Growing canola on nearly half of all acres increases the risk of diseases and compromises sustainability, but the commodity market is driving the tight rotations, said Kim Stonehouse, regional crops specialist with Saskatchewan Agriculture in Tisdale.
“It’s not (farmers’) fault that a lot of this has happened,” he said. “The problem is that the price point for canola is much more stable than other crops. That gives you a more stable return…. Crushers and marketers are really wanting a lot of canola. It’s driving that exact problem: rotation.”
Producers in northeastern Sask-atchewan would like to grow pulse crops but the region’s soil and climate makes that difficult.
“They’ve been trying for years (to grow peas),” Stonehouse said. “But the last five or six years peas have been just about a disaster.”
Some producers are experimenting with longer breaks between canola, despite the market signals and difficulties.
Youzwa has grown fababeans the last two years and he is trying to add canaryseed to the mix.
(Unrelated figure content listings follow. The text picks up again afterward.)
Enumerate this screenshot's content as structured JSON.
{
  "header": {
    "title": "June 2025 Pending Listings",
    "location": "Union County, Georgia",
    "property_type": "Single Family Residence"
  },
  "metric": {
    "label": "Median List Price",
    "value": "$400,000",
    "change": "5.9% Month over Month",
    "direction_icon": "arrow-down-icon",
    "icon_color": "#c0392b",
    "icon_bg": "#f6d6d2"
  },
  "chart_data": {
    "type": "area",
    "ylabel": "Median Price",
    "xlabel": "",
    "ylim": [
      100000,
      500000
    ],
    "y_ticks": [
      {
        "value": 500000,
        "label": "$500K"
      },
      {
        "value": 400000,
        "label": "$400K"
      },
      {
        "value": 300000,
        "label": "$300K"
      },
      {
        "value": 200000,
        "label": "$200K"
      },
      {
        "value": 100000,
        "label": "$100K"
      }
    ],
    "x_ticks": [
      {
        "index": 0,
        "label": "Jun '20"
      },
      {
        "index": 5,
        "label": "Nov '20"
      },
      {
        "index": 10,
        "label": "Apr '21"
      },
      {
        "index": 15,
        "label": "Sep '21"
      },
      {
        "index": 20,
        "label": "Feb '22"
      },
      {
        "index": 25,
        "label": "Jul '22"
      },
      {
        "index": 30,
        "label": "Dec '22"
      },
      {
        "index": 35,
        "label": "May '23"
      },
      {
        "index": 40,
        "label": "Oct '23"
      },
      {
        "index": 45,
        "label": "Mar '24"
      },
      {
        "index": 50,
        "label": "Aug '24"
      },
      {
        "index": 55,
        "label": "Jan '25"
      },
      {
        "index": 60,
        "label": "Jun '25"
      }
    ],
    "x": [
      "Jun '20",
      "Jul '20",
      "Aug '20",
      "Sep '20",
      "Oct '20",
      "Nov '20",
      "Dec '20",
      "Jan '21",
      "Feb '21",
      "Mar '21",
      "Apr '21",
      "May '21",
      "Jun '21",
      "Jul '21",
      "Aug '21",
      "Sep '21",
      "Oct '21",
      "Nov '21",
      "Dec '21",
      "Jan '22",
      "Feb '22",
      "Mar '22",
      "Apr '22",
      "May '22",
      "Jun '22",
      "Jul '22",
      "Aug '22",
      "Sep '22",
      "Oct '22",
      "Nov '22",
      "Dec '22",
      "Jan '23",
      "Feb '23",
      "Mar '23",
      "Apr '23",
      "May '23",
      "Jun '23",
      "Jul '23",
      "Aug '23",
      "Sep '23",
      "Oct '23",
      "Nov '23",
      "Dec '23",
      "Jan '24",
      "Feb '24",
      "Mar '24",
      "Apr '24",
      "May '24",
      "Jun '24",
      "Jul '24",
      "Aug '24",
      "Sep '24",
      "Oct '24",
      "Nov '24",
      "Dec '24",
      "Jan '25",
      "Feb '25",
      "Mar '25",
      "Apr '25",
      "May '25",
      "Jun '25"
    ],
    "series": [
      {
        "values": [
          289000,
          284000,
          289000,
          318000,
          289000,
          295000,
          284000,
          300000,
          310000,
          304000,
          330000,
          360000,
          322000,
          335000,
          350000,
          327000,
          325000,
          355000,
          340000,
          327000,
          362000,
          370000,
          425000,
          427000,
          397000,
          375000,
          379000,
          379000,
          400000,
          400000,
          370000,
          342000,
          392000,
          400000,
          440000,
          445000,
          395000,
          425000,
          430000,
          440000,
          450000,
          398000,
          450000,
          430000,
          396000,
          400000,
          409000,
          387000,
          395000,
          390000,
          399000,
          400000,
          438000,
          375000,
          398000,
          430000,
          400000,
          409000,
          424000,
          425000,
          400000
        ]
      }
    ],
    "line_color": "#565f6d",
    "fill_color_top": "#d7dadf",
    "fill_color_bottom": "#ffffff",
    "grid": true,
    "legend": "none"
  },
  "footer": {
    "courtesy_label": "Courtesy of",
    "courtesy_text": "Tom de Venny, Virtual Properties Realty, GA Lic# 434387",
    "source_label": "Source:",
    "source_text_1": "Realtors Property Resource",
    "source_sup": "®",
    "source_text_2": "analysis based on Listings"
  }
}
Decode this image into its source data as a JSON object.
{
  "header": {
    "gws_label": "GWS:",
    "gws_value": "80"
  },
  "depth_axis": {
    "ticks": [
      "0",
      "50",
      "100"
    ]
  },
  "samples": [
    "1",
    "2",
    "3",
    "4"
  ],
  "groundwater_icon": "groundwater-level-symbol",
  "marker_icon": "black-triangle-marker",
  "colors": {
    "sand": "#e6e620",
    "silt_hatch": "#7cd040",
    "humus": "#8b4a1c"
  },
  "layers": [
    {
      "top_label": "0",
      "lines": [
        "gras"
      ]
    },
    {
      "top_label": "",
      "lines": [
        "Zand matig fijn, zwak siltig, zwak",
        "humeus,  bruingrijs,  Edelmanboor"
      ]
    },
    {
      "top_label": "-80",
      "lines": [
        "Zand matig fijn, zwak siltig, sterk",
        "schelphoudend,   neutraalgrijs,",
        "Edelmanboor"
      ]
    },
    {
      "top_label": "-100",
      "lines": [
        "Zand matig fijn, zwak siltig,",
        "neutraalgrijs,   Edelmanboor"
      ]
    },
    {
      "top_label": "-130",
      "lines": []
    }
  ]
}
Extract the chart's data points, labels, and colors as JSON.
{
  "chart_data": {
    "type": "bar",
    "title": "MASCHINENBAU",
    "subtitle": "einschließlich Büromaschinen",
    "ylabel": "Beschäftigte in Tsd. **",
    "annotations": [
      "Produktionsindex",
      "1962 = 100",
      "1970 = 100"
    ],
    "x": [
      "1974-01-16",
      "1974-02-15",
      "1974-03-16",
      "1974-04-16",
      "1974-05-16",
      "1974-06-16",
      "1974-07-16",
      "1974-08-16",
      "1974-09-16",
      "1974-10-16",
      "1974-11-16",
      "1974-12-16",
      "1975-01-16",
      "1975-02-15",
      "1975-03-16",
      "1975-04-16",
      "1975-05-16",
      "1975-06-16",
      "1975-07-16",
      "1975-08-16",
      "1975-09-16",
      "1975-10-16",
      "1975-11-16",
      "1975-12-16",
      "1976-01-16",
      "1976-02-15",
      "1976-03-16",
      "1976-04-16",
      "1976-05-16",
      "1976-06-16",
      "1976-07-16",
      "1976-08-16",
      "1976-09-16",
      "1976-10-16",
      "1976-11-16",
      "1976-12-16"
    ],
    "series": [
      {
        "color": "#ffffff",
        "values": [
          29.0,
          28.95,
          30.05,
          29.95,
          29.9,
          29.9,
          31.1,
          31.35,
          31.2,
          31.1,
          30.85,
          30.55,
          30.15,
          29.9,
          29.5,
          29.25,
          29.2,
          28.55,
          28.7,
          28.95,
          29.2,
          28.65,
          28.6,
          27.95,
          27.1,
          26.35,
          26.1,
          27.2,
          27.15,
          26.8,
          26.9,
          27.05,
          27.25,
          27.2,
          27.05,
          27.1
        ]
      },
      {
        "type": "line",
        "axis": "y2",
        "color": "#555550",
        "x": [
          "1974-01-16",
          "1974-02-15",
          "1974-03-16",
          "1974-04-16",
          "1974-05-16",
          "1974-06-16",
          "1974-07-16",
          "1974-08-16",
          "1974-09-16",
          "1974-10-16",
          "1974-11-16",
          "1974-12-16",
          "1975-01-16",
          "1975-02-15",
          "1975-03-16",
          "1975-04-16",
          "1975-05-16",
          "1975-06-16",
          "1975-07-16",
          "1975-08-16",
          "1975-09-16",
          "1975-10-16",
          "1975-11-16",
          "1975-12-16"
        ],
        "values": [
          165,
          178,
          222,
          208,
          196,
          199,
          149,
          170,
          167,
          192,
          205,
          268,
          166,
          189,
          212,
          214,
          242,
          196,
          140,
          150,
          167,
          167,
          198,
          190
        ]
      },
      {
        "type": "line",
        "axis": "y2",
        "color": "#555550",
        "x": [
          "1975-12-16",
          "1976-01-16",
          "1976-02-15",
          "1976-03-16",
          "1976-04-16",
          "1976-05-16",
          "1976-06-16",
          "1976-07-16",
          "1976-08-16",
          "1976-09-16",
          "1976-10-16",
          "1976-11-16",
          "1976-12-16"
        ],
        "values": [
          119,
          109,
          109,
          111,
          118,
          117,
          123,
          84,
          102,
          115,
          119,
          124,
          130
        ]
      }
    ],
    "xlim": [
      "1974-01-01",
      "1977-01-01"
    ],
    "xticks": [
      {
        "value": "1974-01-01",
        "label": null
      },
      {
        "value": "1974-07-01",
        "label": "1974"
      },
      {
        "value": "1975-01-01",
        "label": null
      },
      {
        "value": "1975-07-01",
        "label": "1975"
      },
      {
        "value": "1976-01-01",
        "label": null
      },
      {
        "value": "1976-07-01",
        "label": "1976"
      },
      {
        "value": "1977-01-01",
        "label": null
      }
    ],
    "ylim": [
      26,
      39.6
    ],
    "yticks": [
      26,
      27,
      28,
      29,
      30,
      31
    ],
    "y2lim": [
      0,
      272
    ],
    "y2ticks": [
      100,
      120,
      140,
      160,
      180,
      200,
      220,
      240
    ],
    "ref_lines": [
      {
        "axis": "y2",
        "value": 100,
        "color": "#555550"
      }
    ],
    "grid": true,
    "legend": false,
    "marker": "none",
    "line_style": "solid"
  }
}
Halstead grows flax, pulses, barley and is considering soybeans.
But crop rotations aren’t a silver bullet. This growing season was terrible for disease pressure in many crops in Saskatchewan, which may cause many farmers to think, why bother?
“We’re trying to keep ahead of some the disease pressures that are coming,” Halstead said. “(But) when you rotate and you still have disease pressures, it leads to the frustration of why not just grow the crop that makes more, more often.”